Apalagi, ia meyakini jika suatu negara memiliki lebih banyak wirausaha, maka kemampuan membangun negaranya akan semakin besar. Sebab roda pertumbuhan ekonomi bisa berputar melalui dunia usaha.
“Saya sudah berkecimpung di dunia bisnis selama 43 tahun, dan banyak pengalaman dan usaha yang saya lalui untuk mencapai posisi saya saat ini. Ini bukan proses yang instan, melainkan hasil dari pengalaman yang panjang dari keluarga kaya.” Keluarga tapi dari keluarga miskin meski saya tinggal di kota kecil. “Rumahnya sempit dan tidak ada toilet di rumah. Pastinya berdoa memohon pertolongan kepada Tuhan Yang Maha Esa,” kata Chairul.
Datuk Dr Othman Hassan, Ketua Menteri Kamboja yang mengundang dan mendampingi Shirul saat berada di Kamboja, mengatakan para pemimpin dan komunitas Islam di Kamboja memiliki kesempatan berharga untuk belajar langsung dari mantan Menteri Koordinator Perekonomian Indonesia dan salah satu pengusaha Muslim sukses di Indonesia. . .
Apalagi, lebih dari 10 tahun lalu, Chirol datang ke negara yang terkenal dengan kuil Angkor Wat itu. Saat ini, komunitas Muslim Kamboja terus berkembang dan semakin percaya diri untuk menduduki posisi penting di pemerintahan Kamboja. Termasuk Datuk Dr Uthsman sendiri yang dipercaya oleh Perdana Menteri Kamboja Hun Manet, bahkan mantan Perdana Menteri Kamboja Hun Sen.

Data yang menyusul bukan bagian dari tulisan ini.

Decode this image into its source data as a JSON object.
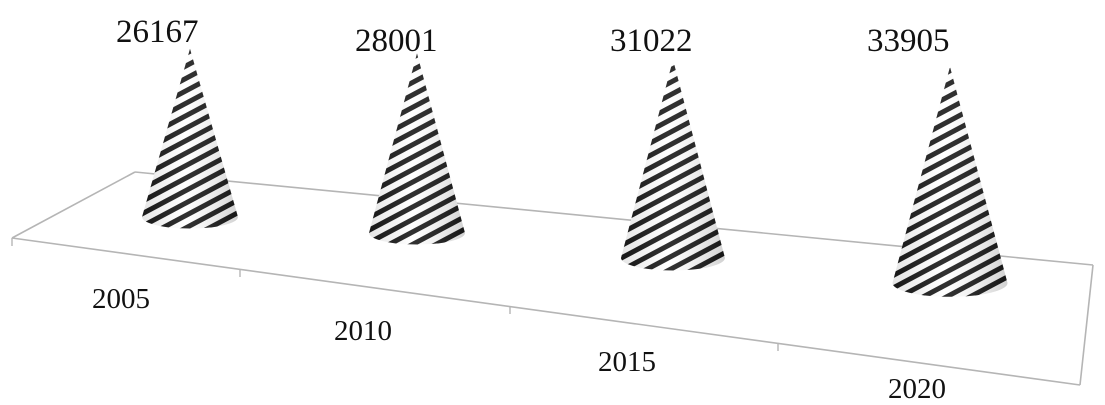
{
  "chart_data": {
    "type": "bar",
    "style": "3d-cone",
    "categories": [
      "2005",
      "2010",
      "2015",
      "2020"
    ],
    "values": [
      26167,
      28001,
      31022,
      33905
    ],
    "data_labels": [
      "26167",
      "28001",
      "31022",
      "33905"
    ],
    "title": "",
    "xlabel": "",
    "ylabel": "",
    "grid": false,
    "legend": "none",
    "colors": {
      "cone_dark": "#1a1a1a",
      "cone_light": "#ffffff",
      "floor": "#b5b5b5",
      "text": "#111111"
    }
  }
}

“Umat Islam di Kamboja terus berkembang sejak 300 tahun yang lalu, bermula dari Kerajaan Champa. Dari awal kami hidup dengan masyarakat Budha sebagai agama mayoritas di Kamboja, dan hingga akhirnya kami mempunyai hak yang sama dalam masyarakat,” kata Dr Datuk. . Utsman.
“Saya berharap setelah belajar dengan Pak Chirul, umat Islam di Kamboja dapat menambah ilmu dan mengembangkan pemikiran atau gagasan baru sehingga dapat berkembang lebih baik lagi,” ujarnya.